Explicit, Systematic Instruction in Sound-spelling Correspondences

  • Phonemic awareness alone is not sufficient. Explicit, systematic instruction in common sound-spelling correspondences is also necessary for many children. Researchers found that intensive instruction in sound-spelling relationships during reading (45 minutes per day) was more effective than sound-spelling instruction occurring only during spelling and not during reading.
  • Instruction in specific sound-spelling relationships was more effective than teaching students a strategy for using analogous word parts on transfer to new words and on standardized reading measures (Lovett, Borden, DeLuca, Lacerenza, Benson, & Brackstone, 1994). Torgesen et al. (in press) also found that explicitly teaching the sound-spelling relationships was superior to teaching word families and word analogies and superior to an implicit approach.
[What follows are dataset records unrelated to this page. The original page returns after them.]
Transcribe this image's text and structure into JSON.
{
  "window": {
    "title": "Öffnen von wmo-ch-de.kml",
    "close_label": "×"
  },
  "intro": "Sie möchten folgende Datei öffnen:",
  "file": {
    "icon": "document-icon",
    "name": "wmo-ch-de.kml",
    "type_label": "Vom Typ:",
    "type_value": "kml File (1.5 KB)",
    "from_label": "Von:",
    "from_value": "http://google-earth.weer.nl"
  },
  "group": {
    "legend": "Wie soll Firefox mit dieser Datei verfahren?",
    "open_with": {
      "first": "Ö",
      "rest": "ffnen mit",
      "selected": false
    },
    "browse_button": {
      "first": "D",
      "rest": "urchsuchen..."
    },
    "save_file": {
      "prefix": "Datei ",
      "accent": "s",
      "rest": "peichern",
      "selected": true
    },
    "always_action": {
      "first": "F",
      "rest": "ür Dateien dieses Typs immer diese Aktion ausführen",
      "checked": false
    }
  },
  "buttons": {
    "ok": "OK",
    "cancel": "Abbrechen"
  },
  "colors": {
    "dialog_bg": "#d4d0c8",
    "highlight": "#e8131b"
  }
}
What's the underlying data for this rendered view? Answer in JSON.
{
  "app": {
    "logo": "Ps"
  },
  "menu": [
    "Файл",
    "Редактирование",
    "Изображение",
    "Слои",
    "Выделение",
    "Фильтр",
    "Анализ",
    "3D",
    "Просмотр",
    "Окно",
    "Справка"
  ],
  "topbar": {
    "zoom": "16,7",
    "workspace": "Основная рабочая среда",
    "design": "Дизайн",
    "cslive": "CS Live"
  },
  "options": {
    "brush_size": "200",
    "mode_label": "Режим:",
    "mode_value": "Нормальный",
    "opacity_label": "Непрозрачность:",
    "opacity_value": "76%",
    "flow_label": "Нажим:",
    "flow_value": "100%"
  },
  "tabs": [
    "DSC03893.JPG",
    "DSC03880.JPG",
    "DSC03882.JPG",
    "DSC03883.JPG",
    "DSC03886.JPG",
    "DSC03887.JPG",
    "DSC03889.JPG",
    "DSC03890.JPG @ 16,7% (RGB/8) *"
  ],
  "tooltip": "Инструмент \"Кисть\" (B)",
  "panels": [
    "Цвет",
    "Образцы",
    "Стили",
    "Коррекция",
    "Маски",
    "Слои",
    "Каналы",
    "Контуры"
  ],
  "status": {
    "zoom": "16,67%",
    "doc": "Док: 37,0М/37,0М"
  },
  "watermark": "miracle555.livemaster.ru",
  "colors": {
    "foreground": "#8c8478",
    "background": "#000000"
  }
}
Researchers found that explicit, systematic instruction in sound-spelling relationships in the classroom was more effective in reducing reading disabilities than a print-rich environment characterized by interesting stories, even with children who had benefited from phonemic awareness instruction in kindergarten.

Prediction From Context is not a Useful Strategy for Word Recognition
One of the techniques of "whole language" is prediction - that faced with an unknown word, children can 'guess' the meaning by the surrounding words.

  • Research quite clearly shows that word guessing ... can be counterproductive. Stanovich and Stanovich (1995) recently summarized the research findings regarding the "predictability of authentic text":

"...It is often incorrectly assumed that predicting upcoming words in sentences is a relatively easy and highly accurate activity. Actually, many different empirical studies have indicated that naturalistic text is not that predictable. It works best for function words, and is often quite low for the very words in the passage that carry the most information content." (p. 90)

  • "...the word recognition skills of the good reader are so rapid, automatic, and efficient that the skilled reader need not rely on contextual information. In fact, it is poor readers who guess from context--out of necessity because their decoding skills are so weak."